Recently allegations have been made that Texas lowered the bar for students to pass this year's Texas Assessment of Knowledge and Skills in order to get better results for political or other purposes.
State Education Commissioner Robert Scott told the Austin American Statesman that those allegation aren't true.
The number of questions students must answer correctly to be considered as having mastered the test varies from year to year depending on the difficulty of the questions.
This year, the standards were lowered. The passing standard for the eighth-grade social studies exam, for example, was 21 of 48 questions, or 44 percent correct, the Houston Chronicle reported in its Tuesday editions. Last year, the passing standard was 25 questions, or 52 percent correct.
The paper quoted state Rep. Mike Villarreal, D-San Antonio, as calling on Gov.

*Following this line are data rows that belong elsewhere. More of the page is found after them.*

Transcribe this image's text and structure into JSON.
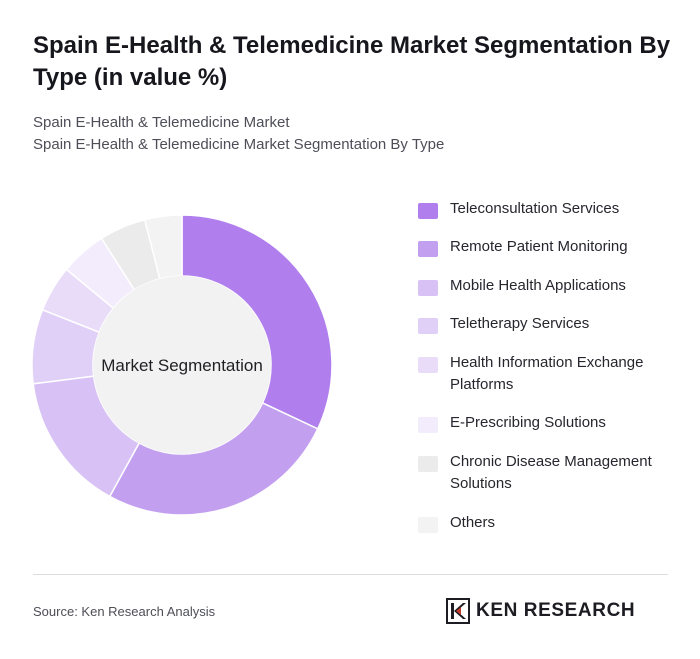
{
  "header": {
    "title": "Spain E-Health & Telemedicine Market Segmentation By Type (in value %)",
    "subtitle_1": "Spain E-Health & Telemedicine Market",
    "subtitle_2": "Spain E-Health & Telemedicine Market Segmentation By Type"
  },
  "chart_data": {
    "type": "pie",
    "variant": "donut",
    "center_label": "Market Segmentation",
    "legend_position": "right",
    "categories": [
      "Teleconsultation Services",
      "Remote Patient Monitoring",
      "Mobile Health Applications",
      "Teletherapy Services",
      "Health Information Exchange Platforms",
      "E-Prescribing Solutions",
      "Chronic Disease Management Solutions",
      "Others"
    ],
    "values": [
      32,
      26,
      15,
      8,
      5,
      5,
      5,
      4
    ],
    "colors": [
      "#b17eed",
      "#c39ff0",
      "#d8c1f5",
      "#e0cff7",
      "#e9dcf9",
      "#f3ecfc",
      "#ebebeb",
      "#f3f3f3"
    ]
  },
  "footer": {
    "source": "Source: Ken Research Analysis",
    "logo_text": "KEN RESEARCH"
  }
}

Rick Perry, who is up for re-election this fall, and the Texas Education Agency to explain and "assure parents that there aren't political games being played."
Public school students in grades 3 to 11 take the TAKS annually in reading, math, science and social studies.
Students must pass the fifth- and eighth-grade exams to be promoted to the next grade, and students must pass an exit-level exam to graduate from high school.
To make sure the test difficulty is maintained, Scott said, the agency has its testing contractor, Pearson Education, conduct field tests to determine question difficulty and follow a standard statistical process to determine the number of questions students need to answer correctly.
That so-called cut score is then verified by a San Antonio-based psychometric company called eMetric and again by agency officials, Scott said.
The Houston Chronicle article, which was based on an analysis of Texas Education Agency data over the past three years, quoted several state lawmakers, statisticians and superintendents who cast doubt on this year's gains.
The article said the biggest drops in passing standards were for the eighth- and 10th-grade social studies exams.
Robert Linn , a past president of the American Educational Research Association and a professor emeritus at the University of Colorado, was quoted as saying, "If I were designing the test, I would like to have some questions that were not quite as challenging so the students have a higher likelihood of getting them right."
Scott said he is confident in the test and in its results and said that all districts should be, too.